Ahem.  Now where was I?  Oh, too, I also think that the “other” more scientific definition of the Universe is an obviously valid one, in that it truly is a vast, almost incomprehensible and infinite region that defies all human linear comprehension.  Having said all of this, despite the scientific Hawkingesque approach one may take to understanding the Universe, the popular understanding of our vast Lady likely stems from Mr. Roddenberry himself.  I am sure that Captain Kirk was less interested with the theory of relativity than obtaining multiple pieces of hot alien booty as he travelled from one sex pod to another.  Did I really say that?  Give the monkey a high-five for me.  Star Trek rules.

Let’s gyrate to the holy hymn of Star Trek shall we?  Ohura was one sexy mama.  Grrrrrrrrrrrrr!  Shake those hips!

Ok.  This leads me to tonight’s short piece (however nonsensical it may be).  It is a piece that is dedicated, not only to those kinkophiles cruising the Universe in too-tight silvery tights, spouting INTP Vulcan misnomers, but to those less repressed individuals who are in touch with both their feminine and masculine sides.

The Universe is sexless.  She is a He and He is a She that really is an “It”.  The Universe accepts all forms of sexy and reciprocates with equal charm as we shall see (ever hear of a Gooeyduck?).

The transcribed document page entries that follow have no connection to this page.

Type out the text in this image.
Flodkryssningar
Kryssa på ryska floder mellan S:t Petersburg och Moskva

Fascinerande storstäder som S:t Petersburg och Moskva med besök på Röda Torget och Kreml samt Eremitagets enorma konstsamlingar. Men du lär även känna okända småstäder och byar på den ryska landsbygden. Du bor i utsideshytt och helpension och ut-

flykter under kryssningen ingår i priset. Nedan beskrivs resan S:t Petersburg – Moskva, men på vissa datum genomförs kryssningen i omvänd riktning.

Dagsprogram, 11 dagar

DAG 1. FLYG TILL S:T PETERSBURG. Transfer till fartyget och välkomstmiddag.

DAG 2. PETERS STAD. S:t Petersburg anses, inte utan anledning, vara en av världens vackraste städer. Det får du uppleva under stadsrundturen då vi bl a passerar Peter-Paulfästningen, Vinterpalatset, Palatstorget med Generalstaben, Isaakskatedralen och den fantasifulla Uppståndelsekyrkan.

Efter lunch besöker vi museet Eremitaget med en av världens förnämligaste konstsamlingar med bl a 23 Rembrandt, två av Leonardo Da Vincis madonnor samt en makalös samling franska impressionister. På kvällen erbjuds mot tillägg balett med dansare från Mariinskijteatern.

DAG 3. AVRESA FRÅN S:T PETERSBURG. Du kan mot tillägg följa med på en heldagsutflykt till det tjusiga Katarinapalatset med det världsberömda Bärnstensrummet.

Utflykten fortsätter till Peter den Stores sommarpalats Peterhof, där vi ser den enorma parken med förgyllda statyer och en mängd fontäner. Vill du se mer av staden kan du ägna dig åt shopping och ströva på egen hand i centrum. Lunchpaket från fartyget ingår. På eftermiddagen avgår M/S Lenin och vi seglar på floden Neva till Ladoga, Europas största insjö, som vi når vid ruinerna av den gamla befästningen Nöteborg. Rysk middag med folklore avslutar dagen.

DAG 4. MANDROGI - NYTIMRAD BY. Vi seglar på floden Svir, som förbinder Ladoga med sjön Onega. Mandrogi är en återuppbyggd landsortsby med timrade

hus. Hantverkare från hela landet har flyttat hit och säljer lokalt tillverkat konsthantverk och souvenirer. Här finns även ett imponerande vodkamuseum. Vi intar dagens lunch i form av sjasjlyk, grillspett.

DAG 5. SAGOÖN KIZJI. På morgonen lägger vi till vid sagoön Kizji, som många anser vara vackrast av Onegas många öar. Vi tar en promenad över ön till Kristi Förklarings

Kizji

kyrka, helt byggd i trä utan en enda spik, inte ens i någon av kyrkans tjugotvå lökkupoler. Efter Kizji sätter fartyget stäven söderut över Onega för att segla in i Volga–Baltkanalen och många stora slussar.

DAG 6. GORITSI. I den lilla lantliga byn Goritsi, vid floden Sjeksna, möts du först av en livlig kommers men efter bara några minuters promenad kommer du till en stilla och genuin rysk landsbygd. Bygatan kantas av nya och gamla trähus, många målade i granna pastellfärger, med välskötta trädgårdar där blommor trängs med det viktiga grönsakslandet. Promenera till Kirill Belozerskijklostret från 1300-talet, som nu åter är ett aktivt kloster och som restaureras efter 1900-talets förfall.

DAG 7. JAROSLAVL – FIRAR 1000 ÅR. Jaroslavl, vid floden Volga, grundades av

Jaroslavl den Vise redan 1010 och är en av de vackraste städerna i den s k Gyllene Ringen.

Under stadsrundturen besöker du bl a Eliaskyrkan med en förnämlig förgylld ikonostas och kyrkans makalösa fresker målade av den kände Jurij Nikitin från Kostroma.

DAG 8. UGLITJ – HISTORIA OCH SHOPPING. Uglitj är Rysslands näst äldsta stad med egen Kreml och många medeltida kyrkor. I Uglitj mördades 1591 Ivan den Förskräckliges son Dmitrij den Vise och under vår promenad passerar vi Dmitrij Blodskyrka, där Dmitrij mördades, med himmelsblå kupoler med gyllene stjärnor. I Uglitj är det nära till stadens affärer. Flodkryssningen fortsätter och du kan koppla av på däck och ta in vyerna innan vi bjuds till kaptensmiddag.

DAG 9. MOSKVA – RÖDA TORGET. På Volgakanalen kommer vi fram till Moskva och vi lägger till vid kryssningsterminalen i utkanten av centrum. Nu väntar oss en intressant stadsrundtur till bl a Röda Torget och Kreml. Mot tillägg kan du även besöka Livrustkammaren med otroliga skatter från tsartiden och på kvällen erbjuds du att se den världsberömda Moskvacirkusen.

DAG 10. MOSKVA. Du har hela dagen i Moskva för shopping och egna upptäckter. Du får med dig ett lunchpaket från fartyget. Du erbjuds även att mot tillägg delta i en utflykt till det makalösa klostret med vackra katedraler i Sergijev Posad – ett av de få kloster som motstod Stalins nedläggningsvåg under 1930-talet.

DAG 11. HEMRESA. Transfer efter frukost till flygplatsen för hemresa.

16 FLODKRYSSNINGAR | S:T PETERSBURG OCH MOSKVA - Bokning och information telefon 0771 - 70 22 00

Holy mama.  Is it getting hot in here, or did I just witness a Solar flare?

“A darkened void shudders the possibility and flutter of butterfly wing

With ripple effect upon your celestial skin neither milky soft, nor gruff

Breathless sighs magnetised to orbiting delights and craters of lunarscape

Dark and light sides of a blissful polarity so demure yet ravishing…”

Oh Hell.  Loving the Universe is a monumental task.  Give the brainy monkey my Rum and Eggnog and “Live Long and Prosper!”

I’m not a Cardiologist

She’s a sunshine lady, always smiling and hoping that her little heart crack won’t split the difference and cause a racous outpouring of emotion onto her dinner plate whilst her husband glances at her disinterestedly and pauses before saying:

“Please pass the potatoes…” with a low-key voice and a throat-belch from satisfied depths.

Her throbbing arrhythmia is muffled by the sounds of chewing and the clack of stainless on stoneware.

She’s an iron-clad lass, always geared to warm weather and willing to give, give, give before taking nether a drop of dew from the friends and family who love her.  She longs for the occasional rain or snow storm so hot streaking tears can stream down her face.  She accepts this dew as she sips of fermented grape.

A car window is a lovely frame for the searing tears of the heart-broken-face she thinks as she ponders the future car-ride home.  She takes great interest in the contortion that sadness, grief and longing plays upon her skin.

So, she waits as she has always done and the crack starts to split just a little bit more.  Each day threatens a maelstrom – an atomic sized cardiovascular catastrophe threatens to displace her heart from her chest.  Senor Defibrillator may have his work cut out for him when he pauses to electrify those broken heart bits.  Heart break or heart quake?  Another cliche for your ponderance.